“We do not only have an issue of systemic racism, it’s an issue of a culture of anti-Blackness that this country was founded on,” says Dante King, who works in the San Francisco Department of Human Resources. “Those issues persist. The total experience of African-American people was created, maintained, controlled by white people, and that continues today. They are the ones that decide to open doors for people of color.”
All 11 of San Francisco’s Board of Supervisors sat through a three-hour hearing Tuesday on racism within the ranks of city government. Dozens of African-American city employees took the stand to share their experiences of being skipped over for promotions, given lower pay than white colleagues, and kept in roles far below their abilities, sometimes for years.
Joe Bryant, vice president of the SEIU 1021, which represents thousands of people employed by the city, says that the type of racism commonly experienced by Blacks in San Francisco is subtle, which in many ways is more destructive than obvious prejudice because it’s harder to identify and call out.
“Racism in San Francisco is different than the racism we see in Mississippi,” he says. “It may be a little different than the racism we see in Alabama. But the racism is here. It’s clear, it’s present, and it’s upon us all the time. It’s a sophisticated discrimination that takes place, and in some ways, that’s almost worse.”
As the racism appears to be far more systematic and subtle than, say, using a racial slur, it’s a gargantuan task to identify and eliminate racial prejudice at every level of every department. And yet this isn’t an issue that affects a small number of people. Even as the number of Black residents drops citywide — in 2017, it was calculated to be at 5 percent, compared to 13 percent at its peak in 1970 — the City and County of San Francisco continues to be the largest local employer for African-Americans, with approximately 5,400 Black people on the payroll.
Little data is available to prove racism exists, but SEIU 1021 has dug up some. The union reviewed 277 cases of workplace violations filed by city managers in a single year; of those, 36 percent of employees cited were African-American, despite being only 15 percent of the city’s workforce. And in a study of its Black union members, SEIU 1021 found that only 3 percent held jobs in the highest tier of a given pay category. The highest average salary Black city workers earn is $67,816, less than half of white city workers’ $150,165.

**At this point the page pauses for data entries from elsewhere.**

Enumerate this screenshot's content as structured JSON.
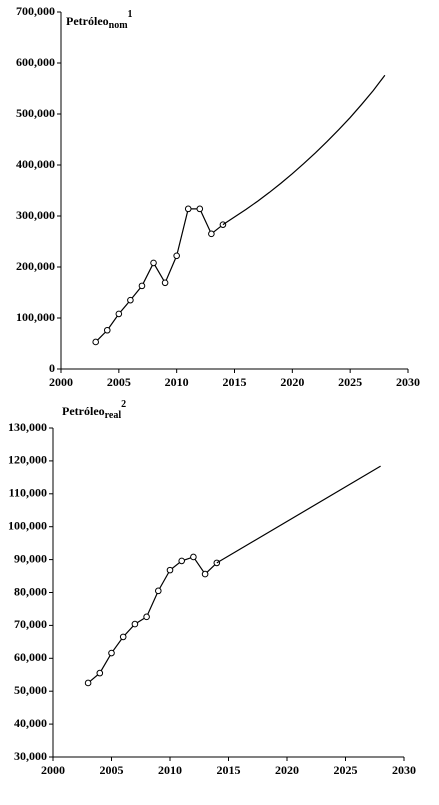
{
  "chart_data": [
    {
      "type": "line",
      "title": "Petróleo",
      "title_sub": "nom",
      "title_sup": "1",
      "xlim": [
        2000,
        2030
      ],
      "xticks": [
        2000,
        2005,
        2010,
        2015,
        2020,
        2025,
        2030
      ],
      "ylim": [
        0,
        700000
      ],
      "yticks": [
        0,
        {
          "value": 100000,
          "label": "100,000"
        },
        {
          "value": 200000,
          "label": "200,000"
        },
        {
          "value": 300000,
          "label": "300,000"
        },
        {
          "value": 400000,
          "label": "400,000"
        },
        {
          "value": 500000,
          "label": "500,000"
        },
        {
          "value": 600000,
          "label": "600,000"
        },
        {
          "value": 700000,
          "label": "700,000"
        }
      ],
      "series": [
        {
          "color": "#000000",
          "marker": true,
          "x": [
            2003,
            2004,
            2005,
            2006,
            2007,
            2008,
            2009,
            2010,
            2011,
            2012,
            2013,
            2014
          ],
          "values": [
            53000,
            76000,
            108000,
            135000,
            163000,
            208000,
            169000,
            222000,
            314000,
            314000,
            265000,
            283000
          ]
        },
        {
          "color": "#000000",
          "marker": false,
          "x": [
            2014,
            2015,
            2016,
            2017,
            2018,
            2019,
            2020,
            2021,
            2022,
            2023,
            2024,
            2025,
            2026,
            2027,
            2028
          ],
          "values": [
            283000,
            298000,
            313000,
            329000,
            346000,
            364000,
            383000,
            403000,
            424000,
            446000,
            469000,
            493000,
            519000,
            546000,
            576000
          ]
        }
      ]
    },
    {
      "type": "line",
      "title": "Petróleo",
      "title_sub": "real",
      "title_sup": "2",
      "xlim": [
        2000,
        2030
      ],
      "xticks": [
        2000,
        2005,
        2010,
        2015,
        2020,
        2025,
        2030
      ],
      "ylim": [
        30000,
        130000
      ],
      "yticks": [
        {
          "value": 30000,
          "label": "30,000"
        },
        {
          "value": 40000,
          "label": "40,000"
        },
        {
          "value": 50000,
          "label": "50,000"
        },
        {
          "value": 60000,
          "label": "60,000"
        },
        {
          "value": 70000,
          "label": "70,000"
        },
        {
          "value": 80000,
          "label": "80,000"
        },
        {
          "value": 90000,
          "label": "90,000"
        },
        {
          "value": 100000,
          "label": "100,000"
        },
        {
          "value": 110000,
          "label": "110,000"
        },
        {
          "value": 120000,
          "label": "120,000"
        },
        {
          "value": 130000,
          "label": "130,000"
        }
      ],
      "series": [
        {
          "color": "#000000",
          "marker": true,
          "x": [
            2003,
            2004,
            2005,
            2006,
            2007,
            2008,
            2009,
            2010,
            2011,
            2012,
            2013,
            2014
          ],
          "values": [
            52500,
            55500,
            61600,
            66500,
            70400,
            72600,
            80500,
            86800,
            89600,
            90800,
            85600,
            89000
          ]
        },
        {
          "color": "#000000",
          "marker": false,
          "x": [
            2014,
            2028
          ],
          "values": [
            89000,
            118400
          ]
        }
      ]
    }
  ]
}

Sheryl Thornton, an employee at the Potrero Hill Health Center, says she’s been trying to improve her lot in life for decades.
“I played by the rules. I acquired my necessary credentials, and sat for numerous exams, and even scored in the top five,” she says. “Yet despite my efforts to progress in my career I have held the same position since 1995.”
“We believe that stagnation of the leadership of the top of human resources is a major contributor to this problem,” says Department of Public Health employee Brenda Barros, no doubt in reference to Human Resources Director Micki Callahan’s 11-year reign. “We believe that based on the fact that all executive administration in Human Resources are white is a major contributor to the lack of accountability in issues of bias.”
On Tuesday, Callahan personally faced the anger and frustration from Black city employees and supervisors. She gracefully handled questions thrown her way by Board President Malia Cohen, citing the department’s merit-based hiring practices, implicit-bias training efforts, and openness to hiring employees with criminal records.
But some of Callahan’s statements — such as “we really don’t track bullying, because it’s kind of an amorphous claim” — drew hisses from the audience.
Nevertheless the stories appear to have hit home. Callahan says that she was “disturbed and upset” by some of the things that she heard.
“It’s clear that there’s a significant problem, and the city should do more,” she admits.
Cohen, who attended a press conference held by SEIU 1021 before the hearing, clearly sided with the workers. But she kept the hearing on track and solution-oriented.
“It seems like we need to do a better job of keeping track of numbers,” Cohen told Callahan. “It seems very ambiguous, and my concern is that the system seems very subjective. As of right now, we just don’t know, and that concerns me.”
In the end, the three-hour hearing concluded with several clear action items. Starting on Jan. 1, 2019, the Human Resources department will institute a centralized hub for managers to file disciplinary notes and performance improvement plans. This will bring added oversight into each case and will be used as a tool to quantify racist practices. The first six months of data will be released in a report to the Board of Supervisors.
In addition, the Department will hire two full-time employees to focus on diversity recruitment, and all city employees will soon be required to take biannual harassment prevention training.
“It’s a combination of policy changes, administrative tools, and training because any one of those is not enough,” Callahan says. “It’s our responsibility to try to figure out what’s going on.”
Sup. Sandra Lee Fewer is already looking ahead. “It doesn’t go far enough to just talk about the workplace,” she says. “The data is so important to collect about so many other issues. I believe that ethnic and racial diversity is something San Francisco has prided itself on, but when we see an African-American population that is less than 5 percent of our city, it is an indication that that data should have been collected years ago.”
Nuala Sawyer is SF Weekly’s news editor.